Damien VANDERMEERSCH : Non, ou
bien vous passez… Je pense que de toute façon l’émission télévisée prend 1h10.
Je suppose que si Monsieur RICHARD n’est pas là après 1h10, on n’aura plus beaucoup
d’espoir à le voir arriver. Cela ne me dérange pas de rester et à ce moment-là
on embraiera sur les dias pour ne pas devoir rechanger tout, surtout si Monsieur
RICHARD vient entre-temps.
Le Président : On va avoir évidemment, parce que la porte de la
salle doit rester ouverte, un problème au niveau de la visibilité. Ca ira ?

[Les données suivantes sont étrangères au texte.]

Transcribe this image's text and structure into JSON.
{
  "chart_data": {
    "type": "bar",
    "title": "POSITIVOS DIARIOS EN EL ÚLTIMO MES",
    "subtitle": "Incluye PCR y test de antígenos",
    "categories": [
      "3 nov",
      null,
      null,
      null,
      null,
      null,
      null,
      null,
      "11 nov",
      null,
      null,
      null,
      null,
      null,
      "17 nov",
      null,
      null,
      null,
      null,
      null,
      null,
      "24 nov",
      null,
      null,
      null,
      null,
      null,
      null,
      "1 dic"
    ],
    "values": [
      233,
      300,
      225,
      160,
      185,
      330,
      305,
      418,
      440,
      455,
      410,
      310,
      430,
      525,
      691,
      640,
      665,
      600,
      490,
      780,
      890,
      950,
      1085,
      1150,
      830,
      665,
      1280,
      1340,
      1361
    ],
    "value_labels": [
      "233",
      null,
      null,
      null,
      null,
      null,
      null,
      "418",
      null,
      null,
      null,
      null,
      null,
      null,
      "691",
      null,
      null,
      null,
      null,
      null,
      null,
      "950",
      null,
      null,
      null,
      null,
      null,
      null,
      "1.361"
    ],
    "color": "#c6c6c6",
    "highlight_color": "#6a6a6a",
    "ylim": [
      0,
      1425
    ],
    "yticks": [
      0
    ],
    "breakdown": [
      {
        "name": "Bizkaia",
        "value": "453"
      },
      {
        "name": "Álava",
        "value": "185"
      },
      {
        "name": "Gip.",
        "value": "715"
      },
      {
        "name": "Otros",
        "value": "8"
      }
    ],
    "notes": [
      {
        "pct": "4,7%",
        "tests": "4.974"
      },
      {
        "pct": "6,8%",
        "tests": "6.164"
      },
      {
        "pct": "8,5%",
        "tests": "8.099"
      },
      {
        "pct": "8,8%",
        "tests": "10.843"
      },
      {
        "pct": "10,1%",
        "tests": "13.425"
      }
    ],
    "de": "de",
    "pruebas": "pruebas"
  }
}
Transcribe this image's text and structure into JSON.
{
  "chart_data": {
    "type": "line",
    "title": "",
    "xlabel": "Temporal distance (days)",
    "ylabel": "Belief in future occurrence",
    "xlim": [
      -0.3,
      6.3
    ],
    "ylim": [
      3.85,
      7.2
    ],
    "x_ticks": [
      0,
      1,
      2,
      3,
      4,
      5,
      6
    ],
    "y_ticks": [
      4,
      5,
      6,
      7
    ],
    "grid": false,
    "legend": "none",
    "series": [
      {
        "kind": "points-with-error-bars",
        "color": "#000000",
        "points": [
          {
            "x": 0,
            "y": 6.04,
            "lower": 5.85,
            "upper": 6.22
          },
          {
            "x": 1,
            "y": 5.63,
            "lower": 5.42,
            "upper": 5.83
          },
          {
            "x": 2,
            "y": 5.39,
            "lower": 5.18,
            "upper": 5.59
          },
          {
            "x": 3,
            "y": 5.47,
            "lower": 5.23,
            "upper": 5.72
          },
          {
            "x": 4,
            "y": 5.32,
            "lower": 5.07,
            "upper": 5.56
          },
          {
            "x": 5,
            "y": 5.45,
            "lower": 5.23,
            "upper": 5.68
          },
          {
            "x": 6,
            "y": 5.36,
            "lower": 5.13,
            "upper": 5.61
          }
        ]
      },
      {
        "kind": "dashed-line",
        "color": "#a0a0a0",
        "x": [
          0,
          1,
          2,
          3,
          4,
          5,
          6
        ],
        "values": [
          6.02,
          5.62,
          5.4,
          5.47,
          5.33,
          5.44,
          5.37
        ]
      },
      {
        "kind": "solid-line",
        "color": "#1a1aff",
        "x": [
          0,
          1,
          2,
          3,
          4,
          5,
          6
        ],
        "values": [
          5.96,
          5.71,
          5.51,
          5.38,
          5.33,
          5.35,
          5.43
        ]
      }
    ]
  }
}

Que fait-on ? On fait la première cassette en tout cas ? S’il faut
faire une suspension, on peut faire une suspension entre les deux cassettes.
Prenez place peut-être par ici, Monsieur le juge d’instruction. Peut-être effectivement
que certains avocats ne sont pas trop bien placés pour voir l’écran, parmi les
jurés, je vais vous demander de venir plus par ici, ceux qui sont mal mis, de
reculer un peu pour avoir une meilleure vue. Nous allons voir la première cassette.
Il y a deux cassettes pour cette émission, nous allons voir la première. On
fera une petite suspension après cette cassette-ci.
[Suspension d’audience]
Le Greffier : La Cour.
Le Président : L’audience est reprise. Vous pouvez vous asseoir.
Les accusés peuvent reprendre place.
Le Président : Le juge d’instruction peut revenir. Et si certains
se trouvent dans de mauvaises positions puisqu’on va projeter maintenant les
diapositives, ils peuvent peut-être reprendre les places qu’ils avaient tout
à l’heure pour mieux visualiser les choses. Monsieur le juge d’instruction,
selon les indications qui figurent sur la préparation qui m’a été faite, il
s’agit de la farde 45 du classeur 12, dossier 37/95.
Damien VANDERMEERSCH : Cela ne
m’aide pas encore beaucoup.
Le Président : Cela ne vous dit pas grand-chose. Maisons détruites
dans la commune d’Ngoma.
Damien VANDERMEERSCH : Je peux
peut-être expliquer le contexte dans le cadre duquel nous avons pris ces photos.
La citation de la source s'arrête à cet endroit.